Von Sex-Dates mit Unbekannten kann ich nur abraten. Man weiß ja gar nicht, mit wie vielen Personen sich dieser jemand sonst noch so herumtreibt. Ich beispielsweise, treibe es momentan mit einem eingeschworenen Kreis von nur zehn Personen, die mir allesamt versprechen mussten, während der Corona-Zeit nur mit mir zu schlafen. Und schon habe ich mich öffentlich strafbar gemacht. Ups!

Werden die Berliner Gay-Partys wieder so sein wie zuvor? Oder wird es Veränderungen im Nachtleben geben?

Ich glaube schon, dass es so wird wie zuvor. Wenn wir alle geimpft und sicher sind, geht es weiter. Die Menschen hatten in den 80ern auch große Angst vor Aids. Zu Recht, denn die starben wie die Fliegen.
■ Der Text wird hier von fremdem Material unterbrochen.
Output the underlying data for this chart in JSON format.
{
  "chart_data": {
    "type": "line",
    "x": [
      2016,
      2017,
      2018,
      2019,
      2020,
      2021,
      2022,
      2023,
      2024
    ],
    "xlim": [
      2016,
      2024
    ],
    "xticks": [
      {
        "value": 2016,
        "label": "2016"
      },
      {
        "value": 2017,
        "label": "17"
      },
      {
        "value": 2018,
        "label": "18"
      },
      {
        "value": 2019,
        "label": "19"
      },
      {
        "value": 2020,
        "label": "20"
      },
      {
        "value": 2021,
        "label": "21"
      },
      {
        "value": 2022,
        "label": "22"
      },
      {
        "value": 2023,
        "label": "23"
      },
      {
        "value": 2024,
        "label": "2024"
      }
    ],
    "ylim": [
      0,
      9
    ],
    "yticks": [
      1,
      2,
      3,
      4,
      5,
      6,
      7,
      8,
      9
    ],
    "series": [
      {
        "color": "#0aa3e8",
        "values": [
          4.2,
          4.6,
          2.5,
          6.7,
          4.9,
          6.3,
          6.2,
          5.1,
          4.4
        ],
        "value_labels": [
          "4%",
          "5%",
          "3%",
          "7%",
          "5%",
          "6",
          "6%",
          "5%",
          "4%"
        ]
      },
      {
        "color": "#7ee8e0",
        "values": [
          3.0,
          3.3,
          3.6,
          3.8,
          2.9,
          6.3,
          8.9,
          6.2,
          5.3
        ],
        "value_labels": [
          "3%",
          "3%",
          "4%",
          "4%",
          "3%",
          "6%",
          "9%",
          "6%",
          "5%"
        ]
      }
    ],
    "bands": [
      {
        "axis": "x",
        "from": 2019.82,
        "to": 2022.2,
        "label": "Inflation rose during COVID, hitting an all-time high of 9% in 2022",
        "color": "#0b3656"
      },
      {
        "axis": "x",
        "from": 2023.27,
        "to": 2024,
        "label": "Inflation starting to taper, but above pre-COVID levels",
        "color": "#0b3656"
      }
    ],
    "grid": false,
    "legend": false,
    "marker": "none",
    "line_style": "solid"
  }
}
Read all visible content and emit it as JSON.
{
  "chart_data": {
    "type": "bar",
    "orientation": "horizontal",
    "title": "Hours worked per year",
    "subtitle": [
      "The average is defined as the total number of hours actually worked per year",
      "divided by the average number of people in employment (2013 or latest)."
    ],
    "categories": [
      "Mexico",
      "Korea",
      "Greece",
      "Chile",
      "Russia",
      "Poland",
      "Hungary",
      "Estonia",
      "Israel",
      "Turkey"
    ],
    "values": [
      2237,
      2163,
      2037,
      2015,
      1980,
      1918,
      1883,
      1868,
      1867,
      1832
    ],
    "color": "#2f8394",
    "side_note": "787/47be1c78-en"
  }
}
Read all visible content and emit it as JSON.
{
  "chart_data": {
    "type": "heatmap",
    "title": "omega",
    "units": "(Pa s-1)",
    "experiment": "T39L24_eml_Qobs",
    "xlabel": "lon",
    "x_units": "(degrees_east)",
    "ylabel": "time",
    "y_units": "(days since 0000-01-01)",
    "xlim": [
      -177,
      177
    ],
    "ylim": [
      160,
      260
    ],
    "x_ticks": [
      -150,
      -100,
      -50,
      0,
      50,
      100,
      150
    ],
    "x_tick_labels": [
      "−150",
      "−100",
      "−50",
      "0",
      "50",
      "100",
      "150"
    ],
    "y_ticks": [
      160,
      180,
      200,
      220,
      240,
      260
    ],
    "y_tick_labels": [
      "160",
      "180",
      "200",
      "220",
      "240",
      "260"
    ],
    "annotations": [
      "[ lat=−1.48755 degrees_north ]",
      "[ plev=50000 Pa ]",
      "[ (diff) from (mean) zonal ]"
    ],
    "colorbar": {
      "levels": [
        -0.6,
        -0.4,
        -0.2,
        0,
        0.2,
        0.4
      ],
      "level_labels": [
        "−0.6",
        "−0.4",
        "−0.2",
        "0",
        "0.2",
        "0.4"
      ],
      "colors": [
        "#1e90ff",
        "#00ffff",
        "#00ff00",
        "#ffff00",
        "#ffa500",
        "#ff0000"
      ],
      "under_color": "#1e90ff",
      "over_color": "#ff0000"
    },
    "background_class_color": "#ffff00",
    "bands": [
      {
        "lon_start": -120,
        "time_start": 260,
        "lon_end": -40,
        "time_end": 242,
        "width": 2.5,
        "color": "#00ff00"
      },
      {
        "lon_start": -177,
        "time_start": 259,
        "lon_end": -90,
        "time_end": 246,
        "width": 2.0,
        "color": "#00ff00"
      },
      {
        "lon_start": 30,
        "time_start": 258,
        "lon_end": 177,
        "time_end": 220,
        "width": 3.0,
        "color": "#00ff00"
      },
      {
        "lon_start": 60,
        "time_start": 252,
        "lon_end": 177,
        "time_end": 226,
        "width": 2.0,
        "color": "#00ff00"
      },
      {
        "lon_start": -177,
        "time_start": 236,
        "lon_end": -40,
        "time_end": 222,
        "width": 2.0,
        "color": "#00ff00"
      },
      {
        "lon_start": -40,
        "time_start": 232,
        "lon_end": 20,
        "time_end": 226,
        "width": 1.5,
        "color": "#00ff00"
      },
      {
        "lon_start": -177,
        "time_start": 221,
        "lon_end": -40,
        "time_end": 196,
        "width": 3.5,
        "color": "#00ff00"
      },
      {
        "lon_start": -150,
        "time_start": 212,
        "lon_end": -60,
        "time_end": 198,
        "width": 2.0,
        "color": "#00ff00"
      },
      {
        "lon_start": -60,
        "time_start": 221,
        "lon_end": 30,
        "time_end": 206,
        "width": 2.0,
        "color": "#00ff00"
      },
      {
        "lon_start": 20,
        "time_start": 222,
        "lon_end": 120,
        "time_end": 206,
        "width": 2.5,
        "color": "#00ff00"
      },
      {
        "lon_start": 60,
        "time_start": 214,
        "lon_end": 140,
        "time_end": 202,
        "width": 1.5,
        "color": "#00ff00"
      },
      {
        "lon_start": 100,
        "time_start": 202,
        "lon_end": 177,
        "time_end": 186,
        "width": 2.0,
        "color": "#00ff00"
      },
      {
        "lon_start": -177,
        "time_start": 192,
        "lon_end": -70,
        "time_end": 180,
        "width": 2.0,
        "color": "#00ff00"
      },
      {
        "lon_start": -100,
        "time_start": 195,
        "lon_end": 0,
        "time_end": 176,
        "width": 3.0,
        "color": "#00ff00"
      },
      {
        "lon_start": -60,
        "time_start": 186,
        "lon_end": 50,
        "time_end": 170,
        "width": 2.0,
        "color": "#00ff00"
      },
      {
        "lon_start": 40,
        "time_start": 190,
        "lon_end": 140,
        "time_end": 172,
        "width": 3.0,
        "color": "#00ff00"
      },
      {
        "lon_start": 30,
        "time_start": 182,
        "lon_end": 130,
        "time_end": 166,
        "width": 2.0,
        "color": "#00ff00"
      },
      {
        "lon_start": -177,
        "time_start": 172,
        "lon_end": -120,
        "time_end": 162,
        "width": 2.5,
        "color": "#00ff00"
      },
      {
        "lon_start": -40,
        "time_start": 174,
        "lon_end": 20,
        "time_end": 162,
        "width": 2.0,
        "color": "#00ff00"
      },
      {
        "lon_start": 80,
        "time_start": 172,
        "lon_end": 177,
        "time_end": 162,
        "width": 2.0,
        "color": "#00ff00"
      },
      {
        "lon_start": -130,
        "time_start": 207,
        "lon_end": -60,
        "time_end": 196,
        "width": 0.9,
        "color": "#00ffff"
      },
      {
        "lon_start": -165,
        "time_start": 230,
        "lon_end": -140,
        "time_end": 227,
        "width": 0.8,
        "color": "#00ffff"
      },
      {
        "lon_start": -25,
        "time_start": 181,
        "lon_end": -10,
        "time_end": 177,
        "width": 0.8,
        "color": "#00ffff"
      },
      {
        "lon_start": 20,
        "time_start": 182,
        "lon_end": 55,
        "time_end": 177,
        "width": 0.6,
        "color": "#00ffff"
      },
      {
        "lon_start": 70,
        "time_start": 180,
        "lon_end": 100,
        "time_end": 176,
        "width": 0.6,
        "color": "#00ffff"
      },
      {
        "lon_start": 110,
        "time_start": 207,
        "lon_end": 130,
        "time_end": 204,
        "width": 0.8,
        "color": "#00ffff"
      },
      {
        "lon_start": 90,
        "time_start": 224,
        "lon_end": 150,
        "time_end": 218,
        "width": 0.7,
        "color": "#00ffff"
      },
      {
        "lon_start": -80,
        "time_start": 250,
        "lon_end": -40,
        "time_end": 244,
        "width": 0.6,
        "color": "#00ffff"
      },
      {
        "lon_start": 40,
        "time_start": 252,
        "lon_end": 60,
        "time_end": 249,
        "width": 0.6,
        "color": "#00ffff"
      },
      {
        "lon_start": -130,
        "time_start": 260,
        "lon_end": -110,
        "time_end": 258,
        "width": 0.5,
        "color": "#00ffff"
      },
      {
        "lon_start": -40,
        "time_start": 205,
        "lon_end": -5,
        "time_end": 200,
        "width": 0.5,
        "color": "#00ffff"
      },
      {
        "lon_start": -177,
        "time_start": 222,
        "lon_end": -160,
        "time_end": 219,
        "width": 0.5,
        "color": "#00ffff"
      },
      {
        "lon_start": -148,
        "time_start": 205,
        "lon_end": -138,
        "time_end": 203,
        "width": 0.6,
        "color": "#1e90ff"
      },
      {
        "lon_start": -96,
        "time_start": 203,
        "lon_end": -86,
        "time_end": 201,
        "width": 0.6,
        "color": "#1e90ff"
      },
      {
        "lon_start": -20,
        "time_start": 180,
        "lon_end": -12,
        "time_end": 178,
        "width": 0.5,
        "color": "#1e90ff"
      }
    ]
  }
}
Dank moderner Medizin, Prep und fantastischen Medikamenten sind wir diese Sorgen heute alle los.

Sehen Sie denn gesellschaftliche Parallelen zwischen der Aidskrise und der jetzigen Krise? Können wir aus der Krise in den 80ern etwas für heute lernen?

Es gibt Parallelen, ja. Diese jetzt auszuführen würde den Rahmen dieses Interviews sprengen, weil ich dazu eine ganz genaue Philosophie habe. Nur so viel:  Aids und die erfolgreiche Bekämpfung dieser schrecklichen Krankheit sollte alle Impfgegner und Realitätsverweigerer, genauso wie Verschwörungstheoretiker, zum Verstummen bringen. Aus Respekt vor unseren verstorbenen Schwestern und vor den Forschern und Medizinern, die bis zum heutigen Tag Großartiges geleistet haben und immer noch leisten. Einfach mal nachdenken Leute: Wir leben nicht in einer apokalyptischen Science-Fiction-Serie von Netflix!

Das Interview mit Nina Queer führte Sebastian Goddemeier für rbb|24.